The grappler makes his grip 'sticky' not in the sense of sweat or goo, it's just something different in the grip. Almost all grapplers understand this immediately: "Make your hand sticky". Very few strikers do.

A tai chi guy once tried to show me a structure trick. It was new and amazing for him. For me it was basic judo. Mike (sensei Moore) used to say, "Lock your tendons. Use your bones. Rest. Make him work. Make him try to wear down your bones with his muscle." What I later learned in striking arts as structure was a basic skill in grappling. Something hardly worth naming. Just a way to rest. A feeling that everyone knew.

Kris does a spine trick. With a slight adjustment, hitting him in the chest no longer feels like hitting meat. It feels like hitting wood. Pretty cool.

Working with Nicholas Yang at one point there was a new feeling. I'm not a big push-hands guy. For the most part, that problem can be solved with a stinging slap, but I like playing with moving structure. Structure is relatively simple, maintaining it moving and head-to-toe is a much bigger challenge. It is also almost entirely a matter of feel. It's hard to see good structure.

Usually, even moving, good structure feels like bone. It feels solid. Good fluidity feels like meat, soft and unresisting, like a raw steak. Bad structure feels like tinkertoys, little hard parts and little joints that slip and stick and get in one another's way. Some of the best I've ever played with could make one shoulder supple and fluid as water and make the other simultaneously rock solid. That's cool.

Playing with Nick, at one point he went gellid. This is where vocabulary fails. Humans don't have good words for touches or smells. Nick was fluid and solid both. I could push his arms but there was none of the slight jerking as different muscle bundles took control of the bone. It was like pushing against rubber, or trying to run in a bad dream. A completely new sensation. And that's very cool.

This post isn't really about anything. Touch. Stay alert to the world. Don't rely on your eyes. Have fun.

2 comments:

zzrzinn said...

That's really fascinating, after a few months of Judo it is opening whole new ways of seeing my main thing..Karate. Seems like there really is no substitute for grappling with someone to open your awareness of what a big deal tactile information is, a whole new world for me and i'm loving it..even if it's mostly just falling practice for me at this point.

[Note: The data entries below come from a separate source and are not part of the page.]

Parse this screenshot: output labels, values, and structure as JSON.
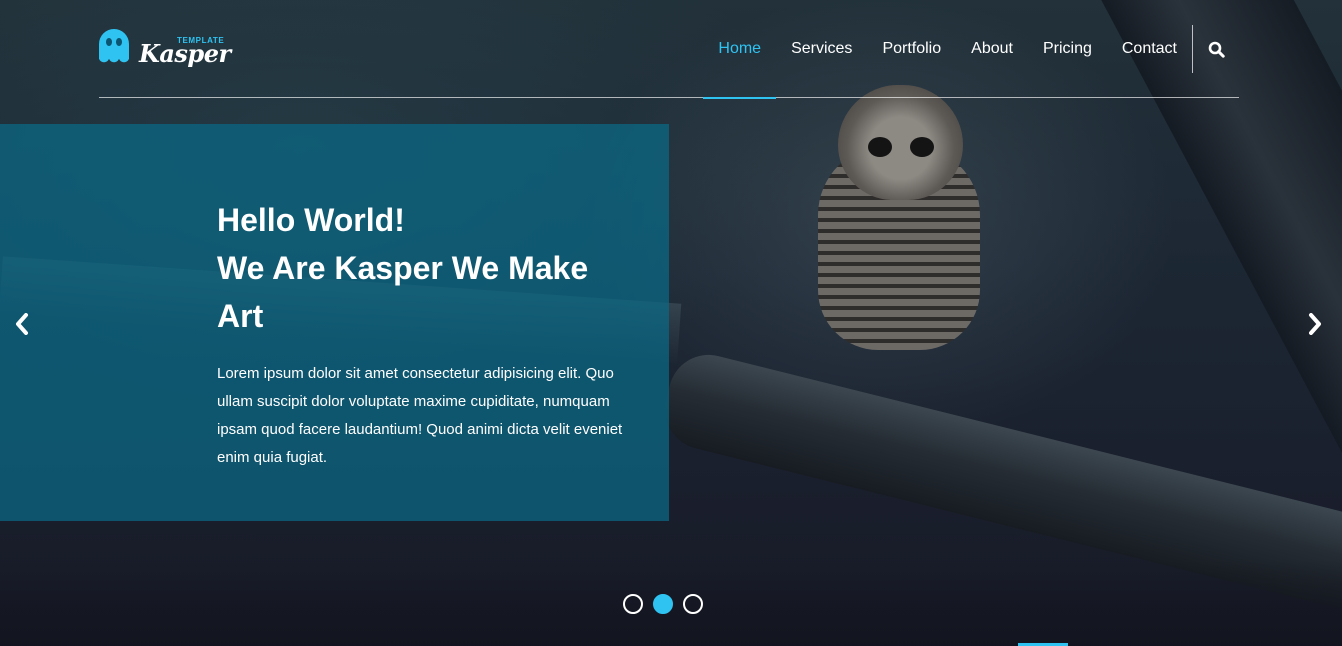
{
  "brand": {
    "name": "Kasper",
    "tag": "TEMPLATE",
    "accent_color": "#2fc3f2",
    "logo_icon": "ghost-icon"
  },
  "nav": {
    "items": [
      {
        "label": "Home",
        "active": true
      },
      {
        "label": "Services",
        "active": false
      },
      {
        "label": "Portfolio",
        "active": false
      },
      {
        "label": "About",
        "active": false
      },
      {
        "label": "Pricing",
        "active": false
      },
      {
        "label": "Contact",
        "active": false
      }
    ],
    "search_icon": "search-icon"
  },
  "hero": {
    "title_line1": "Hello World!",
    "title_line2": "We Are Kasper We Make",
    "title_line3": "Art",
    "text": "Lorem ipsum dolor sit amet consectetur adipisicing elit. Quo ullam suscipit dolor voluptate maxime cupiditate, numquam ipsam quod facere laudantium! Quod animi dicta velit eveniet enim quia fugiat.",
    "panel_color": "#0a6987"
  },
  "slider": {
    "prev_icon": "chevron-left-icon",
    "next_icon": "chevron-right-icon",
    "dots": [
      {
        "active": false
      },
      {
        "active": true
      },
      {
        "active": false
      }
    ]
  }
}
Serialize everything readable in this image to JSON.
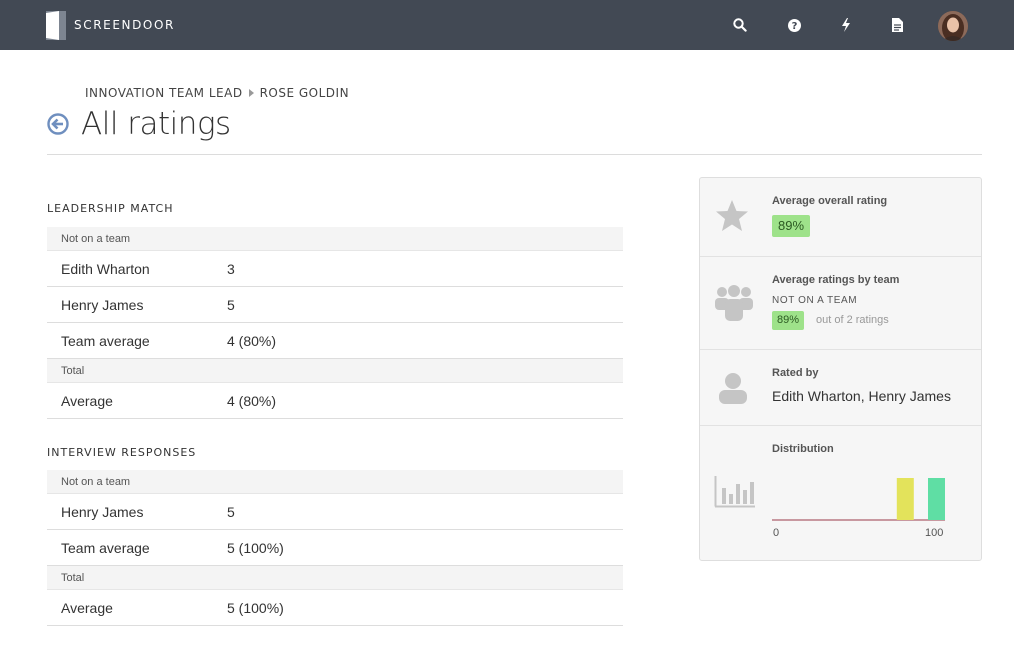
{
  "app": {
    "brand": "SCREENDOOR",
    "nav_icons": [
      "search-icon",
      "help-icon",
      "lightning-icon",
      "document-icon"
    ]
  },
  "header": {
    "breadcrumb": [
      "INNOVATION TEAM LEAD",
      "ROSE GOLDIN"
    ],
    "title": "All ratings"
  },
  "sections": [
    {
      "title": "LEADERSHIP MATCH",
      "team_label": "Not on a team",
      "rows": [
        {
          "name": "Edith Wharton",
          "value": "3"
        },
        {
          "name": "Henry James",
          "value": "5"
        },
        {
          "name": "Team average",
          "value": "4 (80%)"
        }
      ],
      "total_label": "Total",
      "total_row": {
        "name": "Average",
        "value": "4 (80%)"
      }
    },
    {
      "title": "INTERVIEW RESPONSES",
      "team_label": "Not on a team",
      "rows": [
        {
          "name": "Henry James",
          "value": "5"
        },
        {
          "name": "Team average",
          "value": "5 (100%)"
        }
      ],
      "total_label": "Total",
      "total_row": {
        "name": "Average",
        "value": "5 (100%)"
      }
    }
  ],
  "summary": {
    "overall_label": "Average overall rating",
    "overall_value": "89%",
    "by_team_label": "Average ratings by team",
    "team_name": "NOT ON A TEAM",
    "team_value": "89%",
    "team_count_text": "out of 2 ratings",
    "rated_by_label": "Rated by",
    "rated_by_names": "Edith Wharton, Henry James",
    "distribution_label": "Distribution"
  },
  "chart_data": {
    "type": "bar",
    "x_tick_labels": [
      "0",
      "100"
    ],
    "xlim": [
      0,
      100
    ],
    "bars": [
      {
        "x": 80,
        "value": 1,
        "color": "#e3e35b"
      },
      {
        "x": 100,
        "value": 1,
        "color": "#5fdea4"
      }
    ],
    "colors": {
      "baseline": "#9b3a4a"
    }
  },
  "colors": {
    "topbar": "#424954",
    "badge_bg": "#9ee28a",
    "card_bg": "#f6f6f6",
    "icon_gray": "#c5c5c5",
    "back_icon": "#6f8fbf"
  }
}
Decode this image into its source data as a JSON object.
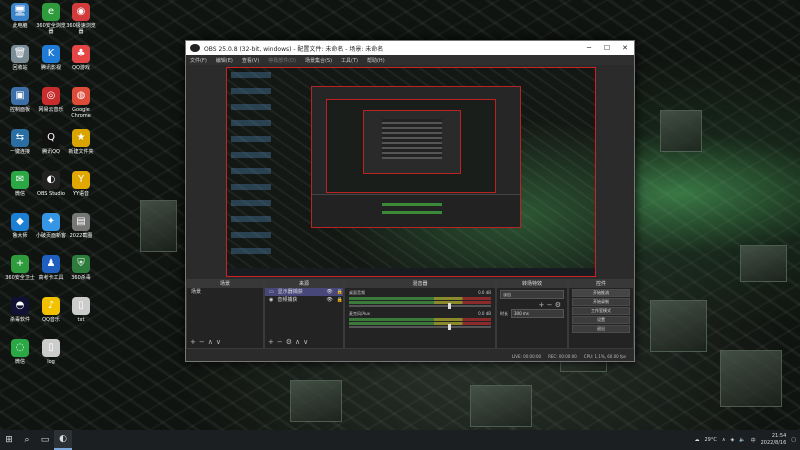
{
  "desktop": {
    "icons": [
      {
        "label": "此电脑",
        "glyph": "🖥",
        "color": "#3a82c9"
      },
      {
        "label": "360安全浏览器",
        "glyph": "e",
        "color": "#2e9c3c"
      },
      {
        "label": "360极速浏览器",
        "glyph": "◉",
        "color": "#d23b3b"
      },
      {
        "label": "回收站",
        "glyph": "🗑",
        "color": "#7a8c96"
      },
      {
        "label": "腾讯影视",
        "glyph": "K",
        "color": "#1f7bd6"
      },
      {
        "label": "QQ游戏",
        "glyph": "♣",
        "color": "#e64545"
      },
      {
        "label": "控制面板",
        "glyph": "▣",
        "color": "#3c6fa8"
      },
      {
        "label": "网易云音乐",
        "glyph": "◎",
        "color": "#c82c2c"
      },
      {
        "label": "Google Chrome",
        "glyph": "◍",
        "color": "#dd4b39"
      },
      {
        "label": "一键连接",
        "glyph": "⇆",
        "color": "#2a6ea3"
      },
      {
        "label": "腾讯QQ",
        "glyph": "Q",
        "color": "#111"
      },
      {
        "label": "新建文件夹",
        "glyph": "★",
        "color": "#d9a400"
      },
      {
        "label": "微信",
        "glyph": "✉",
        "color": "#2aa845"
      },
      {
        "label": "OBS Studio",
        "glyph": "◐",
        "color": "#222"
      },
      {
        "label": "YY语音",
        "glyph": "Y",
        "color": "#e0a800"
      },
      {
        "label": "鲁大师",
        "glyph": "◆",
        "color": "#1d7fd3"
      },
      {
        "label": "小破页面新客",
        "glyph": "✦",
        "color": "#3596e6"
      },
      {
        "label": "2022截图",
        "glyph": "▤",
        "color": "#777"
      },
      {
        "label": "360安全卫士",
        "glyph": "+",
        "color": "#2e9c3c"
      },
      {
        "label": "高考卡工具",
        "glyph": "♟",
        "color": "#1f5fbf"
      },
      {
        "label": "360杀毒",
        "glyph": "⛨",
        "color": "#2e7c3c"
      },
      {
        "label": "杀毒软件",
        "glyph": "◓",
        "color": "#113"
      },
      {
        "label": "QQ音乐",
        "glyph": "♪",
        "color": "#f2c200"
      },
      {
        "label": "txt",
        "glyph": "▯",
        "color": "#ccc"
      },
      {
        "label": "微信",
        "glyph": "◌",
        "color": "#2aa845"
      },
      {
        "label": "log",
        "glyph": "▯",
        "color": "#ccc"
      }
    ]
  },
  "obs": {
    "title": "OBS 25.0.8 (32-bit, windows) - 配置文件: 未命名 - 场景: 未命名",
    "menu": [
      "文件(F)",
      "编辑(E)",
      "查看(V)",
      "停靠部件(D)",
      "场景集合(S)",
      "工具(T)",
      "帮助(H)"
    ],
    "docks": {
      "scenes": {
        "title": "场景",
        "items": [
          "场景"
        ]
      },
      "sources": {
        "title": "来源",
        "items": [
          "显示器捕获",
          "音频捕获"
        ]
      },
      "mixer": {
        "title": "混音器",
        "channels": [
          {
            "name": "桌面音频",
            "db": "0.0 dB"
          },
          {
            "name": "麦克风/Aux",
            "db": "0.0 dB"
          }
        ]
      },
      "transitions": {
        "title": "转场特效",
        "type": "淡出",
        "duration_label": "时长",
        "duration": "300 ms"
      },
      "controls": {
        "title": "控件",
        "buttons": [
          "开始推流",
          "开始录制",
          "工作室模式",
          "设置",
          "退出"
        ]
      }
    },
    "status": {
      "live": "LIVE: 00:00:00",
      "rec": "REC: 00:00:00",
      "cpu": "CPU: 1.1%, 60.00 fps"
    }
  },
  "taskbar": {
    "weather": "29°C",
    "time": "21:54",
    "date": "2022/8/16"
  }
}
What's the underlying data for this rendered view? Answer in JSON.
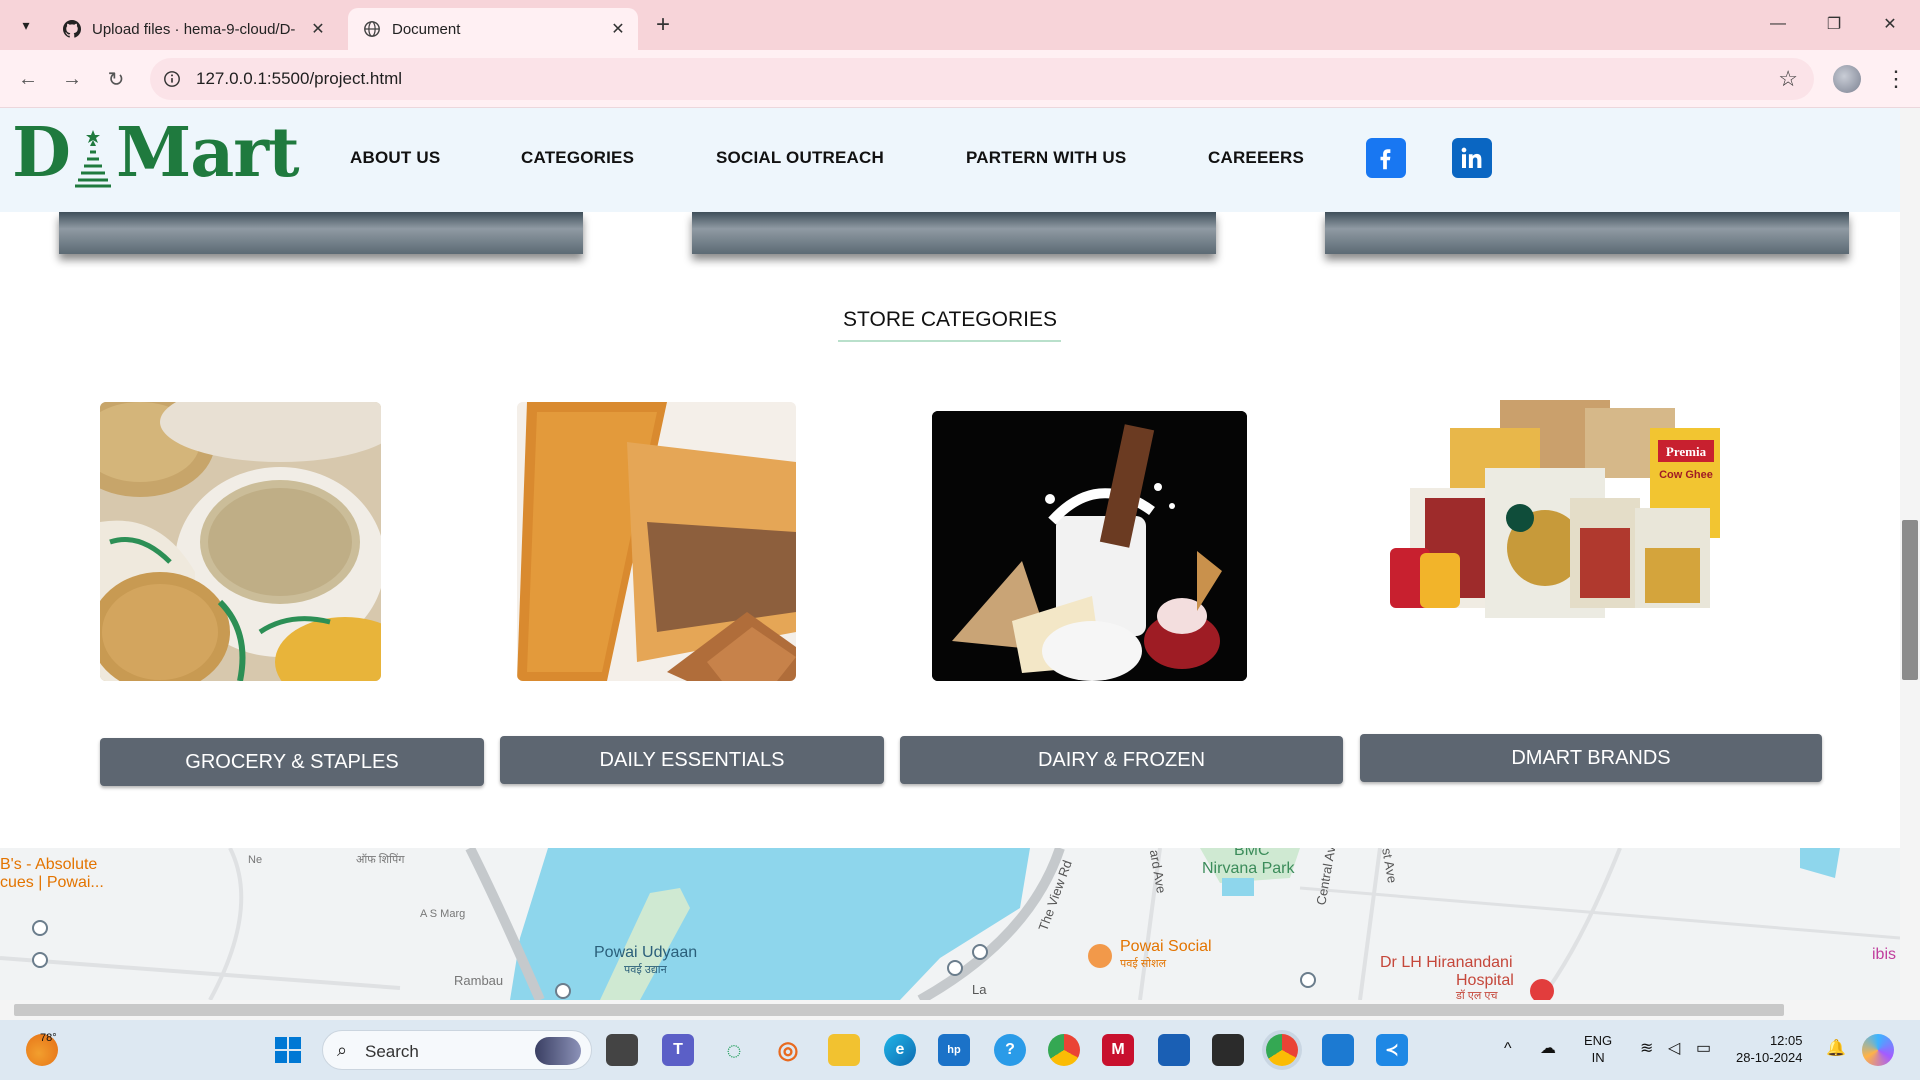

At my clueless newb grappling level, the thing I notice most is that something which is successful against me actually feels like nothing, there is a big empty space where information about what he did to me should be..but it isn't there, and I am down, or he has my back,. or what have you.

None of my business of course, but i'm curious did you ask him about this gelly state, what it was or where it came from training wise?

Chris said...

What do you think is the problem that push hands is trying to solve, and that is mostly solved with a stinging slap too?